Problem domain
I have a (potentially) long lists of pairings of data that I need to merge (and perform some logic on) such that there are no duplicates. The pairings were of an int
type, but due to growth of amount of data, I'm converting it to be pairings of size_t
, and thus my data type is declared now as pair<size_t, size_t>
.
The code previously checked for uniqueness by having a hash_set
and probing into it to see if a given pairing has already been seen and processed. As a key, it conveniently used INT64
and built a key using bit shifting and packing:
INT64 key = ((INT64)pairsListEntry->first) << 32 | pairsListEntry->second;
This was working well since two int
's perfectly fit into INT64
and resulting in unique key. But for obvious reasons this doesn't work anymore.
Immediate problem
To adjust for new sizing, I tried to refactor and declare my hash_set
as:
std::hash_set<pair<size_t, size_t>> m_seenPairs;
This, however, fails when compiling code that creates an instance of that class with the following error message:
C:\Program Files (x86)\Microsoft Visual Studio 9.0\VC\include\xhash(71) : error C2440: 'type cast' : cannot convert from 'const std::pair<_Ty1,_Ty2>' to 'size_t'
This occurs deep inside STL's implementation, in the following function (on the return
line):
template<class _Kty> inline
size_t hash_value(const _Kty& _Keyval)
{ // hash _Keyval to size_t value one-to-one
return ((size_t)_Keyval ^ _HASH_SEED);
}
The cause is pretty clear: pair<T1, T2>
doesn't know how to cast to size_t
in order to calculate the hash code.
At this point, I'm stuck on how to do get it to work. Google-foo isn't foo'ing up much. I saw couple of posts on SO with std::map
and pair
, but there it seems "to just work".
The environment is VS2008, x64 platform unmanaged target.
Things I tried
I tried to provide my own comparer as I've seen a post that looked at least barely remotely similar as the following:
struct pairs_equal_compare
{
bool operator()(const pair<SampleIdIndex_t, SampleIdIndex_t> & p1, const pair<SampleIdIndex_t, SampleIdIndex_t> & p2) const
{
return (p1.first == p2.first) && (p1.second == p2.second);
}
};
// Holds a set of pairs that are known to exist for deduplication purposes.

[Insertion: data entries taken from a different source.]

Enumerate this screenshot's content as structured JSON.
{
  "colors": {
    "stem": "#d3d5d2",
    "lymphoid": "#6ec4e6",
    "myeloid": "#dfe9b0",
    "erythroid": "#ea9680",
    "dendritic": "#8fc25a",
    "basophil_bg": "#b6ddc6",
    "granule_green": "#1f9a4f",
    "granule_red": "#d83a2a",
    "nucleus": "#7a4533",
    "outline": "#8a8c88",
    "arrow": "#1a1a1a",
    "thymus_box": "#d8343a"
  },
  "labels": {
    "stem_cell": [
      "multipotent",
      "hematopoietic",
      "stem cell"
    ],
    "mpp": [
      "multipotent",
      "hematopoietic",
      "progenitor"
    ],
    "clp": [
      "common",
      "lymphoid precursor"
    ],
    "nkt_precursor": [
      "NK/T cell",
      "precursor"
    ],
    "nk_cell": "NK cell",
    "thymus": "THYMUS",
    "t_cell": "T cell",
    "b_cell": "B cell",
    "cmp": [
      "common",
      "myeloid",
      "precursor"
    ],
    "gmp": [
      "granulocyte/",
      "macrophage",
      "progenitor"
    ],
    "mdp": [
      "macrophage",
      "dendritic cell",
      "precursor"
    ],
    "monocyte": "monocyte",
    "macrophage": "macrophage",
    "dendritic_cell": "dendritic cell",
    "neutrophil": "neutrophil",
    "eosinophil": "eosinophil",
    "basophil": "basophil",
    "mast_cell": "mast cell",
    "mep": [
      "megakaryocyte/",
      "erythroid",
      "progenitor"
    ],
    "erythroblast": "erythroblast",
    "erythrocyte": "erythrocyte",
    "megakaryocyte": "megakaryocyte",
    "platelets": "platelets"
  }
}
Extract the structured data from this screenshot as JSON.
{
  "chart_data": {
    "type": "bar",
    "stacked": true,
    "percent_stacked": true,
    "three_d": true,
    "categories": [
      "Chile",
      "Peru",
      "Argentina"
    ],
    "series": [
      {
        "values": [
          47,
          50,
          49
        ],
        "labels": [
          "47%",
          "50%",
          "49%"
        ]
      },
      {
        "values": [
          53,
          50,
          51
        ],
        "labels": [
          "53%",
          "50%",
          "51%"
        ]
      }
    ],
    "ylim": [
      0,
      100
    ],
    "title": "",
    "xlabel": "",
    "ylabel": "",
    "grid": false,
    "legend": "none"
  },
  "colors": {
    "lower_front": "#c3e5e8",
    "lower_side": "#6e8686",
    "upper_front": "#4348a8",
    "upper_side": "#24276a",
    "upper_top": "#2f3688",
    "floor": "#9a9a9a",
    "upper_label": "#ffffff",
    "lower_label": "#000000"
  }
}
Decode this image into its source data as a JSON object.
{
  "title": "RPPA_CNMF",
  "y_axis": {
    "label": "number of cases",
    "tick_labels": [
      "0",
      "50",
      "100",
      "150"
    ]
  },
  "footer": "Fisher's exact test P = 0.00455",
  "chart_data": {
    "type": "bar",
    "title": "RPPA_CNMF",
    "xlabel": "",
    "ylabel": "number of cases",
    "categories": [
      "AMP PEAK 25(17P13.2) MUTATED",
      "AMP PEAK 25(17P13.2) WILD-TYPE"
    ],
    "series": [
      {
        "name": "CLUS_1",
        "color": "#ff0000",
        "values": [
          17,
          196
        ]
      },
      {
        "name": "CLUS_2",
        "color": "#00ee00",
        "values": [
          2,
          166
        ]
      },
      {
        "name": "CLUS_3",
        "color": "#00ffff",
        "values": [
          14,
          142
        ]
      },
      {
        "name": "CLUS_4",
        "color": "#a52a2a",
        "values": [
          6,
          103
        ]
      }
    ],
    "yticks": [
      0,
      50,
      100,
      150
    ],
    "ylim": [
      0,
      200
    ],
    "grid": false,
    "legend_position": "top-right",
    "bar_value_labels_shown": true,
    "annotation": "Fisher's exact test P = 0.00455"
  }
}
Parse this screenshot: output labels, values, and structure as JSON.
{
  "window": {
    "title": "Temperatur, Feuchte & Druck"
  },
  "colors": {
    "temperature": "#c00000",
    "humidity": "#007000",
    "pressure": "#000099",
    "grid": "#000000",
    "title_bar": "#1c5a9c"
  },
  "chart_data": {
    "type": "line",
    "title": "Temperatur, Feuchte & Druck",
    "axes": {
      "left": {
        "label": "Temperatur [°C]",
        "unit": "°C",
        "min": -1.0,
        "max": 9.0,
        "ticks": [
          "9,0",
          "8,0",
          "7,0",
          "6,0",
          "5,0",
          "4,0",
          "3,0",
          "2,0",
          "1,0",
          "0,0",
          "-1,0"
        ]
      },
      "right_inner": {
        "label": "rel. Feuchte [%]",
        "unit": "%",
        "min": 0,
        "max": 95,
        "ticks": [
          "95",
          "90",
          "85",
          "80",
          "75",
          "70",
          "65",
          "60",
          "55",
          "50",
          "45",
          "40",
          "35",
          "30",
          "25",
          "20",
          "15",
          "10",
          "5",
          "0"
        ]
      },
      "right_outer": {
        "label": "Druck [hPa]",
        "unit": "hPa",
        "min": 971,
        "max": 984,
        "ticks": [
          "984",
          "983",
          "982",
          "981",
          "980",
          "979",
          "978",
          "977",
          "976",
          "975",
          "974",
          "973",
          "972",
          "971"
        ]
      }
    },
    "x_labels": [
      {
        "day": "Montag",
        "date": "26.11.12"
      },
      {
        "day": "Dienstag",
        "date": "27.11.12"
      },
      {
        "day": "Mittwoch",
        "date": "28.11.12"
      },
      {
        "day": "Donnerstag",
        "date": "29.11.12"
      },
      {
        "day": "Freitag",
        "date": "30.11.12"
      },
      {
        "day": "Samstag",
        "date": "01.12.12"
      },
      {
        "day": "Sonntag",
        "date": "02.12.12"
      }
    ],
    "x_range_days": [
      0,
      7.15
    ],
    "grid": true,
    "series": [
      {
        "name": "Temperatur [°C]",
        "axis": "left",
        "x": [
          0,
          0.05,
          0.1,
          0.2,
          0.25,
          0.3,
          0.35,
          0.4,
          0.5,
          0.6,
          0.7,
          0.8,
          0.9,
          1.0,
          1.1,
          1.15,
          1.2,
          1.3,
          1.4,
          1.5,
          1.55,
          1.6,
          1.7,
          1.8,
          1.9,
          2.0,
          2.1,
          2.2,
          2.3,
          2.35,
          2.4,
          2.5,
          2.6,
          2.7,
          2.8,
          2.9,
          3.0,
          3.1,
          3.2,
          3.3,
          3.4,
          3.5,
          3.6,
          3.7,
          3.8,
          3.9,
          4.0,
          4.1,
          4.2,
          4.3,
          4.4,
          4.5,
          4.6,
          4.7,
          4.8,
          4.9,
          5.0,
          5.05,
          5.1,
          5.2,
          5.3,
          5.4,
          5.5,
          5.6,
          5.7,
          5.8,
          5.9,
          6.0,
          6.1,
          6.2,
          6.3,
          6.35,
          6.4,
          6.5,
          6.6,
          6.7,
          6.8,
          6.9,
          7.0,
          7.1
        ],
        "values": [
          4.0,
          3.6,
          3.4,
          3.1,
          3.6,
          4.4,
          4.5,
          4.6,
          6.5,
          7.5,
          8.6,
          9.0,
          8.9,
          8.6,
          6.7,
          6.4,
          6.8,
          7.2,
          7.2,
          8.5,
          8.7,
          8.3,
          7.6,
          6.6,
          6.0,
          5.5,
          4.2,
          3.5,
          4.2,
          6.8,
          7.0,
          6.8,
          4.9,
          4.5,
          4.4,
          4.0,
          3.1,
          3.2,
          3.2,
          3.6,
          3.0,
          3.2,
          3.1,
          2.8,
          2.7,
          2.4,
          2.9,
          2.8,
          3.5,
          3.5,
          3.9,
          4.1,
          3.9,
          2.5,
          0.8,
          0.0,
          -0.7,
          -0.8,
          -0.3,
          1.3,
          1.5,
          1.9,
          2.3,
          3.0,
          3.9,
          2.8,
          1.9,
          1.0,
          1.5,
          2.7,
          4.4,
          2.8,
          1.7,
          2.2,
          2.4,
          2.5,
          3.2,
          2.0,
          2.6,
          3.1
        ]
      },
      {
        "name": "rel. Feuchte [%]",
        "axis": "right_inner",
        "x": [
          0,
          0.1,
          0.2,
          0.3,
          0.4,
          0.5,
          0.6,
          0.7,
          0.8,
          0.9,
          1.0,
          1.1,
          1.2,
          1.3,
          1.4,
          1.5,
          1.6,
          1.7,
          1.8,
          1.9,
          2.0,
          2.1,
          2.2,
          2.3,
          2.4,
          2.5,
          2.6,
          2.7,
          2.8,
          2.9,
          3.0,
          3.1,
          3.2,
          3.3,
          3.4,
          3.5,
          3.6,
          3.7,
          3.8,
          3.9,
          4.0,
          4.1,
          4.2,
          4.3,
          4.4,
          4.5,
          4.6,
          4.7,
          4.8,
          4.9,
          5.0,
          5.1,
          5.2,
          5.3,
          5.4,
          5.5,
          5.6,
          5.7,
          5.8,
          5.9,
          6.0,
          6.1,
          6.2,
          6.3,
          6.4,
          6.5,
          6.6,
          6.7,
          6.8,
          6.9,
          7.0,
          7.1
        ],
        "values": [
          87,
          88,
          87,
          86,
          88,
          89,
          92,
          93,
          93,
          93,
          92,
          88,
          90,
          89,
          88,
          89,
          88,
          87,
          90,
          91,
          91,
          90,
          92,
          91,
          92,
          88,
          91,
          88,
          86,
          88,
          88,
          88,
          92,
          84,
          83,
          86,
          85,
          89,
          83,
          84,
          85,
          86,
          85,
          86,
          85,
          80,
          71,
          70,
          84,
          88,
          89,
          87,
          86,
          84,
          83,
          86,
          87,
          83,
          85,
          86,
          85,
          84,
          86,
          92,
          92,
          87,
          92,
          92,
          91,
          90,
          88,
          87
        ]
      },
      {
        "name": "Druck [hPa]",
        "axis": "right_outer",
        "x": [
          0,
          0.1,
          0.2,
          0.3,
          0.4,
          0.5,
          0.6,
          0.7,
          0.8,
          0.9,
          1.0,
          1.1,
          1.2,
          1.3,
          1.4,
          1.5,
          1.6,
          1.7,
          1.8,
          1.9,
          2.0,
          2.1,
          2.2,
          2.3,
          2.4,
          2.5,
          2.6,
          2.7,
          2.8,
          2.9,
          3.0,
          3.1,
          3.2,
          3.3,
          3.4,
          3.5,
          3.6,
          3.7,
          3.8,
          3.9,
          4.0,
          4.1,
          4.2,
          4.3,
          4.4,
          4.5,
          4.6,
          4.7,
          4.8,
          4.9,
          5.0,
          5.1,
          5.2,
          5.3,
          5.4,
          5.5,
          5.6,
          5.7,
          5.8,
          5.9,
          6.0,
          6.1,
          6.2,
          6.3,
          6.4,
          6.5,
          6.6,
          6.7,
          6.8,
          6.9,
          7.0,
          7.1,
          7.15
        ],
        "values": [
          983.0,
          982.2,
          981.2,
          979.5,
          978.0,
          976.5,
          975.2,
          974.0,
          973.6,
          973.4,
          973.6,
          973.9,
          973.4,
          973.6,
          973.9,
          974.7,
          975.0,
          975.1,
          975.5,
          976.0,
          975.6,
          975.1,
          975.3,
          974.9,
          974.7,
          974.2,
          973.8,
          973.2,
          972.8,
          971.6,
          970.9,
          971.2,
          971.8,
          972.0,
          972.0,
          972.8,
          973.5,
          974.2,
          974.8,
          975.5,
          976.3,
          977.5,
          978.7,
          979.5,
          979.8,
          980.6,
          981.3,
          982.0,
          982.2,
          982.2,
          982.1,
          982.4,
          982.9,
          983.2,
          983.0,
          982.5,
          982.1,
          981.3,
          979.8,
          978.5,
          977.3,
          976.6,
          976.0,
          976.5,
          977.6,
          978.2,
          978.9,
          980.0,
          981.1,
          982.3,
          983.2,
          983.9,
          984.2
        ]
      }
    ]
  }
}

stdext::hash_set<pair<SampleIdIndex_t, SampleIdIndex_t>,
stdext::hash_compare<pair<SampleIdIndex_t, SampleIdIndex_t>, pairs_equal_compare>> m_seenPairs;
This (by the time I got the declarations and struct properly declared) resulted in exactly the same error - realizing now that it doesn't really help bypass internal call to hash_value
to calculate hash code.
I also briefly tried using pairs_equal_compare
in place of hash_compare
, but this produced more compilation errors and looks like a wrong direction to go...
It seems there has to be a reasonable way to get hash_set
to work on pair
(or any non-integer type data), but it eludes me on how to accomplish that.